According to consequentialism, the consequences of the action are the main factors that define its’ value and morality. Within the framework of utilitarianism, the form of consequentialism, people should pursue those actions that will produce the greatest good and the least harm to the greatest number of people, estimating the costs and benefits for society. Therefore, according to this theory, doctors should not only think about the infant and the parents, but also about how this decision will affect society and all the parties involved. They will have to think about the overall social harm and benefit: whether saving infants will create a problem for the healthcare system or for other patients, which will not get the same level of treatment anymore (Van Ravenswaay and Jurna). Although utilitarianism aims at achieving the greatest good, sometimes it does so by diminishing personal tragedies of particular people, in this case parents, infants, and doctors.
Another form of consequentialism, ethical egoism, claims that people should act in accordance with their self-interests. Only consequences that are beneficial to the doer should be taken into account in decision-making. It does not mean that agents should harm others, but they are not obliged to do them good either; they also should differentiate between short-term pleasures and long-term benefits (Thiroux and Krasemann 36-41). From this point of view, doctors and parents should do what they want without even considering social implications or the future destiny of the infant.
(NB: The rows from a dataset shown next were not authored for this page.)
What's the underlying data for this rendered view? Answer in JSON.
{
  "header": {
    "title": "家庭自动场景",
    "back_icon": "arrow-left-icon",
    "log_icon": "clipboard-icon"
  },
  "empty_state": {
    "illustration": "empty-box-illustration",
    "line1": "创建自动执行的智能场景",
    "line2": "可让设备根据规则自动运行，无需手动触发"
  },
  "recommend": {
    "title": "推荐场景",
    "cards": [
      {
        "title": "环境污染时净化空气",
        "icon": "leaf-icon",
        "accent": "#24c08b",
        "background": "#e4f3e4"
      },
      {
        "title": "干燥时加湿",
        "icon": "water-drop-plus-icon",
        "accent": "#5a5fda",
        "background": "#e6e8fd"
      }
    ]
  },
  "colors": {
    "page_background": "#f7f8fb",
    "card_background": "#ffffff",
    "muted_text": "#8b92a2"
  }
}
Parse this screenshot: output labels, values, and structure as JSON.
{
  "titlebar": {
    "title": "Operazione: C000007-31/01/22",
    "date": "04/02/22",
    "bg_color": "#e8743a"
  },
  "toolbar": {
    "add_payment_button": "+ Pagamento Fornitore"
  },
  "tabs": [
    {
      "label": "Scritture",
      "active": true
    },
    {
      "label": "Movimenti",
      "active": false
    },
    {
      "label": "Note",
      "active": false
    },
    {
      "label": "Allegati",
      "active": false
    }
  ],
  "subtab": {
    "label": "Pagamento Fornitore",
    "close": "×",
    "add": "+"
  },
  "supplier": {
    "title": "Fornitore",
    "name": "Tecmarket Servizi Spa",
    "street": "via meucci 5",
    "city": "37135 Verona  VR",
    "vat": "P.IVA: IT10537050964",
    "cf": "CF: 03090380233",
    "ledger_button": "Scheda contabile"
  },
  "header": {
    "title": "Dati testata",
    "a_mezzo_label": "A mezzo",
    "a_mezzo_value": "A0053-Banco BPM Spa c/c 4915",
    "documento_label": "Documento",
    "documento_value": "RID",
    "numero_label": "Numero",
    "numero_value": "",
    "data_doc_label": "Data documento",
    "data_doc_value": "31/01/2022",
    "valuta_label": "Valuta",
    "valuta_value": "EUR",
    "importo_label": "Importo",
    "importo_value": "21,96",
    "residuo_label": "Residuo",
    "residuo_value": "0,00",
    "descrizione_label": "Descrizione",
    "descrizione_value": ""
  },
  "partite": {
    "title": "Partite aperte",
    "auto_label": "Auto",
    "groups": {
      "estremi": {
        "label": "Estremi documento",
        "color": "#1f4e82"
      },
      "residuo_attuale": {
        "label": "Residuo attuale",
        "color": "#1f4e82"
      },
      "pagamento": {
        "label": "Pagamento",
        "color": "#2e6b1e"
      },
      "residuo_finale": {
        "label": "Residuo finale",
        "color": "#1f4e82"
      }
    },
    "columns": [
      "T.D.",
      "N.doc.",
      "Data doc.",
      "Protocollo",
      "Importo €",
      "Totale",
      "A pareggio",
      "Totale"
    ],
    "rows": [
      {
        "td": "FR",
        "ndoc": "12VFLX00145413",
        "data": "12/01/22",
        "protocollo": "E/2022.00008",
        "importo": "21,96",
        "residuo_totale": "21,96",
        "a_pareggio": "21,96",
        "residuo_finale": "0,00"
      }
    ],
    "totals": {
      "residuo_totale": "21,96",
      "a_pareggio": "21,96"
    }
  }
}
Virtue or Aristotelian ethics puts virtue and the human character in the center of every moral dilemma. The ultimate goal of every individual is to live a full happy life. All human values and activities are entwined. Therefore, people should think of what kind of behavior virtues require in this particular situation and how their actions will affect the virtues of people involved. For instance, doctors who allow the child to die may become less compassionate or more disheartened. On the other hand, doctors and parents should think about opportunities that this child can have in the future. According to the virtue ethics approach, if patient’s possibilities are so reduced that they cannot lead a full life, people will not consider them humans, but still have to take care of them. Aristotle admitted that there are no absolute categories or universal rules, and every situation is complex and unique (Van Ravenswaay and Jurna). People should do their best to achieve the most reasonable decision, taking into account all peculiarities and contradictions. In medicine, it means that doctors should do their best in treating each patient on an individual basis.
All these theories suggest important issues for consideration, but they do not offer a definite solution. There is simply none in such complex and dramatic situations. All people involved should engage in an honest discussion to reach the most reasonable and acceptable decision, with which they can live and embrace consequences of their actions. It is impossible to do everything right, but it is possible to choose the position and act according to it knowing that the one did everything he or she could.